Design and Development of a fuzzy logic based grid scheduler system

Abstract

Grid infrastructure is a highly distributed environment. Availability, usage and cost policies vary depending on the particular user, time, priorities and goals. The management of resources and application scheduling in such a large-scale distributed environment is a complex task. These highly scalable systems are designed to meet the large computational demands of many users from scientific and business orientations. Scheduling is an important design issue in Grid computing. Grid scheduling is defined as the process of making scheduling decisions involving allocating jobs to resources over multiple administrative domains. Grid computing systems aims to enable sharing, selection and aggregation of wide variety of systems including supercomputers, storage systems and other distributed systems in different geographical locations. Current scheduling algorithms are based on single processor systems.
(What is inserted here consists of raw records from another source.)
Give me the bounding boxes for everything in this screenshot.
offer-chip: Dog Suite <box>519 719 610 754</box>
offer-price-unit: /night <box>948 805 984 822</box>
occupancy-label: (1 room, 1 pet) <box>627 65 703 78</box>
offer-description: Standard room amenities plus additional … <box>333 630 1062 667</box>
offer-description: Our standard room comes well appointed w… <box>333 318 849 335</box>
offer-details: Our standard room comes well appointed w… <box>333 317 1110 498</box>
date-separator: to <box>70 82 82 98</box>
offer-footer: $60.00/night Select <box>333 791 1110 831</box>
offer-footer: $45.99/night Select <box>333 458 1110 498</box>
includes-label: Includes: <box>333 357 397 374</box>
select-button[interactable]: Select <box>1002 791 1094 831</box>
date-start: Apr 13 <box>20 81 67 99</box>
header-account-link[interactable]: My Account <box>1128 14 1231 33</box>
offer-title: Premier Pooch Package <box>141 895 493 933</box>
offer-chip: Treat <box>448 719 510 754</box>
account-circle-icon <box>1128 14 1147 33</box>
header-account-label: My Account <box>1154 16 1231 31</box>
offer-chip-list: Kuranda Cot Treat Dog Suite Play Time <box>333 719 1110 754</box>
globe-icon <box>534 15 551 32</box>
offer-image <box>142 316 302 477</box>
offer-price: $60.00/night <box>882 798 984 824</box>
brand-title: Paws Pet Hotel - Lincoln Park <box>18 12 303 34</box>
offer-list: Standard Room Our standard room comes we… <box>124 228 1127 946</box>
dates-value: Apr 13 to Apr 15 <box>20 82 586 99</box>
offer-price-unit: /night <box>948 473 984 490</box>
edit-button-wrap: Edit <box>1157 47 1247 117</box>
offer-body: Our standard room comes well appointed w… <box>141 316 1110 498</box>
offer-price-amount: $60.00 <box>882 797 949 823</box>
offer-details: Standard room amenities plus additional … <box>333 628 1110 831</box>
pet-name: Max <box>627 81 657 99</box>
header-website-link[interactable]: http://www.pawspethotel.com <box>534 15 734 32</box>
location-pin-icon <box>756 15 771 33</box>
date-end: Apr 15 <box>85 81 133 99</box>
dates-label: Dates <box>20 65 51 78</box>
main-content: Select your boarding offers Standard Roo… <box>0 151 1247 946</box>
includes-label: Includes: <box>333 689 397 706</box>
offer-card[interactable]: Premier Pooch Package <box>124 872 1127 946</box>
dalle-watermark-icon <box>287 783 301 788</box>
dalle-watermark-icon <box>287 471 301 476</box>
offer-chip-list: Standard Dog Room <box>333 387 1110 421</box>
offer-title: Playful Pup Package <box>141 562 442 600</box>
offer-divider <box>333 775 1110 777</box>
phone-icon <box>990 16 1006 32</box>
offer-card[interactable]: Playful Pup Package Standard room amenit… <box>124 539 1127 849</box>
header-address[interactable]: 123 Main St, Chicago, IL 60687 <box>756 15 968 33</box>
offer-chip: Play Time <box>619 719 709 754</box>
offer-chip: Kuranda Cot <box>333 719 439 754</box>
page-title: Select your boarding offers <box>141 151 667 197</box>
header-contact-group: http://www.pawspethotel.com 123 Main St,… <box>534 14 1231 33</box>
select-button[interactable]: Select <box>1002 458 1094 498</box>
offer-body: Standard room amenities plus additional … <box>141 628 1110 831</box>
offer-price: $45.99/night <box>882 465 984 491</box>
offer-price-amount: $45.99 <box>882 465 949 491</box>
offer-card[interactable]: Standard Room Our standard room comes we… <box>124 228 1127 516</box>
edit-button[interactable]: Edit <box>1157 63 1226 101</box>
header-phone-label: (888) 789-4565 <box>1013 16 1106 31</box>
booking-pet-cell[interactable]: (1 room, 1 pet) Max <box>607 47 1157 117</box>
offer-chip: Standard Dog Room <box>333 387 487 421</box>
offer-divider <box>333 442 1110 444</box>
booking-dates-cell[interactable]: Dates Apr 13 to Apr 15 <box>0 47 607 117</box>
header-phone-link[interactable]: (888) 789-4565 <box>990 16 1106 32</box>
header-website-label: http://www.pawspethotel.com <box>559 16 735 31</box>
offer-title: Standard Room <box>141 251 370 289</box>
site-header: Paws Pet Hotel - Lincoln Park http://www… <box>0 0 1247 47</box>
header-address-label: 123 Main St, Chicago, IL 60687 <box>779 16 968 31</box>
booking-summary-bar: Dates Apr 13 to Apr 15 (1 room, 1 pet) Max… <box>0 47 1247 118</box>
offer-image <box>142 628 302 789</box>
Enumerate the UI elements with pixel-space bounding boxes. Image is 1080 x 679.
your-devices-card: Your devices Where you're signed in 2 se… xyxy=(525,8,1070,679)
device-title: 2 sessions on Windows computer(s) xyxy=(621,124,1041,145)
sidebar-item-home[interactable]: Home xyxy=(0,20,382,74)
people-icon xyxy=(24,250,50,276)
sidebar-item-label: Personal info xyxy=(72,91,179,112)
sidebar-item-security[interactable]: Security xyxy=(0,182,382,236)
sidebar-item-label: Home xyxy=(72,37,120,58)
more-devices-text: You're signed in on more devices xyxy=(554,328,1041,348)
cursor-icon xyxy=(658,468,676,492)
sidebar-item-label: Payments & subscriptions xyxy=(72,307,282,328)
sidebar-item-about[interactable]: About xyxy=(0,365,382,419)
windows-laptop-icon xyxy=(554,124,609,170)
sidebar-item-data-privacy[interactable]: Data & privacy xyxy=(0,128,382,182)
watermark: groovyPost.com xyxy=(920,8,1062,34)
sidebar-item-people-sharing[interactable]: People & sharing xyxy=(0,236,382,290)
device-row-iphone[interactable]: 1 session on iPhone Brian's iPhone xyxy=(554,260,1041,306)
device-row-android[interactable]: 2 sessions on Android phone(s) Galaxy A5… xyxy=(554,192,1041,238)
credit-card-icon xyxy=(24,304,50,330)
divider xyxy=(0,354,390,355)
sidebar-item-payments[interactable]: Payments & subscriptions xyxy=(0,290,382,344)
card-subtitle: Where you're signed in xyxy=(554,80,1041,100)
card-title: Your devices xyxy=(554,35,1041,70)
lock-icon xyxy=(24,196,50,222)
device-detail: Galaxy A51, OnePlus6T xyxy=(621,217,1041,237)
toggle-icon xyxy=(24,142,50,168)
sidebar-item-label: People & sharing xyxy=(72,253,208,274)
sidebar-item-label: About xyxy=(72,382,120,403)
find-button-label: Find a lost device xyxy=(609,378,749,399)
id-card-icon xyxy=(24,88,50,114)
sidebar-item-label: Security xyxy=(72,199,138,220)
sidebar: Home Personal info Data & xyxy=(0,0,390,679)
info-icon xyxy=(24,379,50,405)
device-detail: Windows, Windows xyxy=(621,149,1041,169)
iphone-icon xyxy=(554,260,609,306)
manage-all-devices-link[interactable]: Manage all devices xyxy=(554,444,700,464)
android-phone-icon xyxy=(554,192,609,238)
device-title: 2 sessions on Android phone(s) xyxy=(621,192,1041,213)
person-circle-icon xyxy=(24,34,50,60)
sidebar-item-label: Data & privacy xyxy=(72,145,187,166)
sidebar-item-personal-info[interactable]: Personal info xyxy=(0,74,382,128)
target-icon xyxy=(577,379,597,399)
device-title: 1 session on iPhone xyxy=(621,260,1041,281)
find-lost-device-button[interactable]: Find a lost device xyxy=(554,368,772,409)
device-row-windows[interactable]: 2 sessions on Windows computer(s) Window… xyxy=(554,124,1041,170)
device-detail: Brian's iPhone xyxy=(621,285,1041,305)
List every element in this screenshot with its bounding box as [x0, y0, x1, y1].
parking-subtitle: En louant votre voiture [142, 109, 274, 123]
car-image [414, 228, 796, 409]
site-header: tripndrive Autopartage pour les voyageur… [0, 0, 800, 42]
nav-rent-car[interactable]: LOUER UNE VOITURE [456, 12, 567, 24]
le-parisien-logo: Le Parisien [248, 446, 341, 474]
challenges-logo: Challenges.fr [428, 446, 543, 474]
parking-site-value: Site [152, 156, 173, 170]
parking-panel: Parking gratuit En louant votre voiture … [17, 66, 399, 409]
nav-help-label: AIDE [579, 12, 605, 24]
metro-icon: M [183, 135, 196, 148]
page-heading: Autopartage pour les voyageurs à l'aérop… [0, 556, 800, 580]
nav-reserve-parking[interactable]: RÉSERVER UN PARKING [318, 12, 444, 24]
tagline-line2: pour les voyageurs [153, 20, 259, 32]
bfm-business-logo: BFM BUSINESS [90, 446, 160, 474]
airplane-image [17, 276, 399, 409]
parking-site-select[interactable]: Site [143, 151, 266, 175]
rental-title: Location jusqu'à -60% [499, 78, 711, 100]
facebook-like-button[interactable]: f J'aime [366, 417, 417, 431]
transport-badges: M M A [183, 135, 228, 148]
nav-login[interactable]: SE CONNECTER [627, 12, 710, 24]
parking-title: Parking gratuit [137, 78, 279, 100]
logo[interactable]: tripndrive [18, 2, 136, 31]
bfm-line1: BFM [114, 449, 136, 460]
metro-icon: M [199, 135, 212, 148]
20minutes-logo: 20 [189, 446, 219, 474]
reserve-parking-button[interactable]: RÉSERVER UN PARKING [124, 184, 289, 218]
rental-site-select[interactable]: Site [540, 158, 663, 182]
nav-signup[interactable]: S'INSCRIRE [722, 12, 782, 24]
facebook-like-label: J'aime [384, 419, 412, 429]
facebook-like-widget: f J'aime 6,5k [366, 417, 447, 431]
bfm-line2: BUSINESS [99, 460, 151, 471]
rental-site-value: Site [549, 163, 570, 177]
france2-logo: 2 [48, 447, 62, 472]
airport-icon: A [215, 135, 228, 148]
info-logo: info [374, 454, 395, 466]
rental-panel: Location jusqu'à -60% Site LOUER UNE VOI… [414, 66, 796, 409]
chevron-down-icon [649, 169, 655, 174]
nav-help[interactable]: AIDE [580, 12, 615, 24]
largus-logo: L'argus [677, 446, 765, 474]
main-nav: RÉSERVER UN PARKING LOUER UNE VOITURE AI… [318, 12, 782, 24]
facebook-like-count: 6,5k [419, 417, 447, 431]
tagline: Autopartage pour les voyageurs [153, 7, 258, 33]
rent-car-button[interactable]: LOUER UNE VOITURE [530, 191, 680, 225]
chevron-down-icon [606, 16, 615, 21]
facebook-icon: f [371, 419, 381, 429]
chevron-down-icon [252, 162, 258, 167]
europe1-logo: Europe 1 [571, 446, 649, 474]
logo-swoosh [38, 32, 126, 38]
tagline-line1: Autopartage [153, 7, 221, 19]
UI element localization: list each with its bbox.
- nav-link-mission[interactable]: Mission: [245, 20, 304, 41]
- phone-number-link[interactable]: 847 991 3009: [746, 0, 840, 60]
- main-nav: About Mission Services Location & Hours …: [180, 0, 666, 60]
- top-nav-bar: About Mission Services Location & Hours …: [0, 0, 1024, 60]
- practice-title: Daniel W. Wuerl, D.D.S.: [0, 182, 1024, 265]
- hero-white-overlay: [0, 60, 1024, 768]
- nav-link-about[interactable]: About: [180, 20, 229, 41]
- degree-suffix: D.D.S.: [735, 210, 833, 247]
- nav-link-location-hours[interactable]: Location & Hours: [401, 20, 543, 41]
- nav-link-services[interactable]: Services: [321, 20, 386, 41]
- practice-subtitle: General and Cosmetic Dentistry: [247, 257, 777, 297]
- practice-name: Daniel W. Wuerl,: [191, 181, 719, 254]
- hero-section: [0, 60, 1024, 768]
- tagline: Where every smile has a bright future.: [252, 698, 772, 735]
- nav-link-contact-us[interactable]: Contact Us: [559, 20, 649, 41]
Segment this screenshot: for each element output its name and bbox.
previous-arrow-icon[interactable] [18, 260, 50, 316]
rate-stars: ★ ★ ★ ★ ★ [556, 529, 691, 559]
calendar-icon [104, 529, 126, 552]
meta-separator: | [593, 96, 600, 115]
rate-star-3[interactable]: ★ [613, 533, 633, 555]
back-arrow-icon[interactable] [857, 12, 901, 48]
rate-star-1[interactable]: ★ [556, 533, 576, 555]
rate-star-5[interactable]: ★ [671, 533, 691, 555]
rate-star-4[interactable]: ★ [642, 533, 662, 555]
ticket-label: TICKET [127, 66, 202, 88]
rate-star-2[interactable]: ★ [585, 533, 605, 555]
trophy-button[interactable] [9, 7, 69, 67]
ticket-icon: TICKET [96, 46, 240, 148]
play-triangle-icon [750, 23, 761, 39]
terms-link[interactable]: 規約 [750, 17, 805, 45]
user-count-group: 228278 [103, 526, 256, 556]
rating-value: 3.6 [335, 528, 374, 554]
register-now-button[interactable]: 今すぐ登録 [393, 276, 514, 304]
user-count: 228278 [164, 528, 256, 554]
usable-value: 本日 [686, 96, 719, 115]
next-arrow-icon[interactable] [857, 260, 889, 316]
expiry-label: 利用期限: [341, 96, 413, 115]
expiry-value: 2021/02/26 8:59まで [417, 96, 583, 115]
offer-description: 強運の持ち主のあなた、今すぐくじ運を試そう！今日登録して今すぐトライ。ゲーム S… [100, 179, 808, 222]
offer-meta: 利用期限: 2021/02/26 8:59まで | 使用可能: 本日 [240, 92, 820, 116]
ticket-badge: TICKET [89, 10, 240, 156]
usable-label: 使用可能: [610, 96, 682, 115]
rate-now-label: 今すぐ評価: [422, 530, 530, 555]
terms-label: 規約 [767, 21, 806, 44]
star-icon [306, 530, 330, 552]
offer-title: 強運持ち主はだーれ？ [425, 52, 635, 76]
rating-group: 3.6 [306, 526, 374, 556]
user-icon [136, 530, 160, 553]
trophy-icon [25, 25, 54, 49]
First Come First Serve (FCFS), Earliest Deadline First (EDF) and Easy Backfilling (EASY) are common algorithms implemented in Grid middleware's. This dissertation aims to address the problems related to Grid scheduling. This is achieved by designing and developing a fuzzy logic based grid scheduling system to enable the optimum use of the Grid system. The primary contribution of this research work was allocation of right job to the most suitable system by applying the knowledge based capability of fuzzy inference engine of MATLAB. This research compared the proposed model with various well use Grid scheduling algorithms and showed a good performance against these legacy algorithms. This was achieved through the use of a simulation environment defined in ALEA simulation system. Hence doing so, the delay processing jobs are eliminated and a much optimal response time was shown for the jobs submitted to the Grid system. On average the response time was reduced by 15% and 10% against FCFS and EDF respectively.